Peristiwa hijrah (migrasi) Nabi Muhammad saw. beserta umatnya dari Makkah ke Madinah tidak semata-mata peristiwa sejarah biasa atau peristiwa kebetulan (accidental). Hijrah adalah sebuah peristiwa sosial-transendental yang melibatkan intervensi Tuhan karena kedudukan Nabi Muhammad saw. sebagai utusan-Nya.

Allah swt. hendak mengajarkan kearifan dan etika sosial yang sangat penting di tengah kehidupan primitif secara moral dan budaya untuk eksistensi kemanusiaan di masa-masa mendatang. Setiap langkah dalam peristiwa itu (hijrah) mengandung pelajaran dan hikmah yang tinggi bagi umat Islam. Kandungan pelajaran dan hikmah itulah yang membuat Khalifah Umar bin Khattab berijtihad untuk menjadikan momentum hijrah sebagai permulaan tahun dalam kalender Islam.

Memaknai Hijrah

Secara etimologi, kata hijrah berasal dari kata kerja lampau ‘hajara’ yang berarti (a) pindah dari suatu tempat ke tempat lainnya, atau (b) dari suatu tempat ke tempat lain yang lebih baik. Definisi kedua itu nampaknya yang paling relevan untuk memahami migrasi Nabi Muhammad saw. beserta umatnya yang telah memeluk Islam di kota Makkah. Migrasi itu dilakukan untuk mendapatkan suatu ruang yang memungkinkan untuk membangun gagasan kehidupan sosial berdasarkan risalah Tuhan.

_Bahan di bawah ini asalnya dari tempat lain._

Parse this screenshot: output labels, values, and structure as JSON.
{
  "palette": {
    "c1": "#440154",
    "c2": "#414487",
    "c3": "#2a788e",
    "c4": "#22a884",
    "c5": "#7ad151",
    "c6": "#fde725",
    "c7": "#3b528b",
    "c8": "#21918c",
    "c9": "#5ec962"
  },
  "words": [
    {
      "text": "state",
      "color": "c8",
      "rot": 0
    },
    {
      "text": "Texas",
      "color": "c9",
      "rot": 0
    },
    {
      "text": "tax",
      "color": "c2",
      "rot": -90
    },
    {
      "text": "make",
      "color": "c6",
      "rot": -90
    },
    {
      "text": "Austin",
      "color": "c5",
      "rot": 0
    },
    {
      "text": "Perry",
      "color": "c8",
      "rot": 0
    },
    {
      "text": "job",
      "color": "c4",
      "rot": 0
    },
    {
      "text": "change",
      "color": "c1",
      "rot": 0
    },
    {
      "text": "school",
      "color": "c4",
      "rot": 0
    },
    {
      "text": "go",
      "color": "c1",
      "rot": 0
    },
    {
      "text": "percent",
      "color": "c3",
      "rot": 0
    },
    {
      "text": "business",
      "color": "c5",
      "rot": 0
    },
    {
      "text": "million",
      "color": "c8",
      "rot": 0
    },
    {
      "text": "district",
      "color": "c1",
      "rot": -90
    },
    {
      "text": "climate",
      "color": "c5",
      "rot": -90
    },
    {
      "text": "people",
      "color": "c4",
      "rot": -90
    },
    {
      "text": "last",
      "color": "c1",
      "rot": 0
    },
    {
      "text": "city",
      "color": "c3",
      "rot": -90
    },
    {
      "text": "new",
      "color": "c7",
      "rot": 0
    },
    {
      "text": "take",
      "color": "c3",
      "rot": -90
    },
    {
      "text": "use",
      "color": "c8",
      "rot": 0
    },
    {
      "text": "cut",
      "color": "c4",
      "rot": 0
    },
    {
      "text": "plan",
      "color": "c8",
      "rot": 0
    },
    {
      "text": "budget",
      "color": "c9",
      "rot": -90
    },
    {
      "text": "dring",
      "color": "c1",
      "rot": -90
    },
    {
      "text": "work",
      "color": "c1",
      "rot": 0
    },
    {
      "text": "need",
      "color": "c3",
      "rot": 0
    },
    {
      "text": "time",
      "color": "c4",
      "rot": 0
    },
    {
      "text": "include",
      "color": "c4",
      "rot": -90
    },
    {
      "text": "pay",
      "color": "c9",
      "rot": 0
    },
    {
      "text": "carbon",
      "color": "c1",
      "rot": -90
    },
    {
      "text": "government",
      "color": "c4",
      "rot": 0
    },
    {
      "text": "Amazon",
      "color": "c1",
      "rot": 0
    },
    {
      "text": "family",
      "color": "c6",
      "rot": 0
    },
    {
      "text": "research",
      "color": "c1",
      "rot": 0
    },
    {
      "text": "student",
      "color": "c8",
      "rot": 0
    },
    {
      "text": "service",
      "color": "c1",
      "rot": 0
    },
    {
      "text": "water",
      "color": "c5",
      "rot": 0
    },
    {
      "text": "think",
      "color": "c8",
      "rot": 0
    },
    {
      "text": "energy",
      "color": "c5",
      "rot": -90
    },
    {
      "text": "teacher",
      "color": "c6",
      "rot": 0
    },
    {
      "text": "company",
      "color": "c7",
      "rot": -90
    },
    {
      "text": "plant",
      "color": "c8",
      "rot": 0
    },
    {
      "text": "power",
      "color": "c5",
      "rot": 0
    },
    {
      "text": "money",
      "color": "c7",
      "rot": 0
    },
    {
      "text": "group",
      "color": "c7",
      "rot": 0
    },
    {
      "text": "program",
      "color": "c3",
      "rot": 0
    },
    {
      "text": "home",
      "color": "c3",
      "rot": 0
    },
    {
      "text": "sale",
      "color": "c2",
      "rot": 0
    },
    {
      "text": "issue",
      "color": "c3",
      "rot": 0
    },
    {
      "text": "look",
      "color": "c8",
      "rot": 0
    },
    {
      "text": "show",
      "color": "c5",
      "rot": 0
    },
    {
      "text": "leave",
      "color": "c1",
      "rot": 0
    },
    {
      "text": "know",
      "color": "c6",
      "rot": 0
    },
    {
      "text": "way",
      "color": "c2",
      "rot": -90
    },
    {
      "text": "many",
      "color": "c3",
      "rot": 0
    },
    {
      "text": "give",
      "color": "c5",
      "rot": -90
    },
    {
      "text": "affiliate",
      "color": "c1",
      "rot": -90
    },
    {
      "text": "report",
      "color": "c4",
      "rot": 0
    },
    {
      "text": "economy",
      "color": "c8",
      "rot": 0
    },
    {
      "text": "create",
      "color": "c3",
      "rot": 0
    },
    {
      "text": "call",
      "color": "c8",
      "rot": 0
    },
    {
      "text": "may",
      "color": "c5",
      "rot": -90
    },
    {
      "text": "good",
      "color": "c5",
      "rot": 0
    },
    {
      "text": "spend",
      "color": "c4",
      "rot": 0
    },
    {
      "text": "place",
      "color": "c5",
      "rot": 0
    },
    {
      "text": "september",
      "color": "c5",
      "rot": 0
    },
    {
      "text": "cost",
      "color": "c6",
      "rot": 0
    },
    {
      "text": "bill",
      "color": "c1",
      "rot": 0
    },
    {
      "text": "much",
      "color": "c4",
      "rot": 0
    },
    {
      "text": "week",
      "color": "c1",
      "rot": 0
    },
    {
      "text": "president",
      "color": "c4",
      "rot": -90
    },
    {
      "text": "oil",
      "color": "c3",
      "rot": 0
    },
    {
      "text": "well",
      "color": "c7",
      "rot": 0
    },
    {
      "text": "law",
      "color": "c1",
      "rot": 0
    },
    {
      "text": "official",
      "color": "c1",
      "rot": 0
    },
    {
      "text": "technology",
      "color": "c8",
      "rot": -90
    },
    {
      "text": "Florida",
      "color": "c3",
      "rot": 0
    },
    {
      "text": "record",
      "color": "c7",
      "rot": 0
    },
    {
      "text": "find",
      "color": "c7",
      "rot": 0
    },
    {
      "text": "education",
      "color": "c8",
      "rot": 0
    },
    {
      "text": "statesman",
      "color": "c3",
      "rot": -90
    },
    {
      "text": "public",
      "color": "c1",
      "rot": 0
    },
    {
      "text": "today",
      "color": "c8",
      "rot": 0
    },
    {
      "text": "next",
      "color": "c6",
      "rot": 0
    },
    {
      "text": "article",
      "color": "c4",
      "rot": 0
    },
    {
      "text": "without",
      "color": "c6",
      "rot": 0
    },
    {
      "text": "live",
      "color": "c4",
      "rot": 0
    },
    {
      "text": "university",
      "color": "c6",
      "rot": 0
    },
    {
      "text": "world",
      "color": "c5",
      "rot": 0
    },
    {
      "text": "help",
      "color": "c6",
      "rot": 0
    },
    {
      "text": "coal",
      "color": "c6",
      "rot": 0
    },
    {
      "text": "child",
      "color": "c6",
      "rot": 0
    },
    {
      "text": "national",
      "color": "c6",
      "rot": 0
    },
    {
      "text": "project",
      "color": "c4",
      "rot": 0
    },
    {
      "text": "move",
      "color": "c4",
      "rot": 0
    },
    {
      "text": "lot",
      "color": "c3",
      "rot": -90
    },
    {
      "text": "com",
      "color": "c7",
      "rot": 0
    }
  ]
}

Hijrah bukanlah wujud puncak kegagalan dakwah Nabi Muhammad saw. di Makkah, tetapi merupakan strategi perjuangan dan sarana menguji keimanan umat Islam. Intervensi Tuhan dalam peristiwa ini dapat dilihat dari penjelasan dalam beberapa ayat al-Quran. Banyak ayat yang memerintahkan hijrah ke Madinah dengan seperangkat penjelasan tentang keutamaan dan pahala hijrah. Allah swt. juga berjanji untuk melindungi kaum Muhajirin (orang yang pindah bersama Nabi) sehingga dapat melawan orang-orang Quraisy yang represif. Hal itu dapat dilihat dalam QS. an-Nisa’ [4]: 100 dan QS. al-Hajj [22]: 58.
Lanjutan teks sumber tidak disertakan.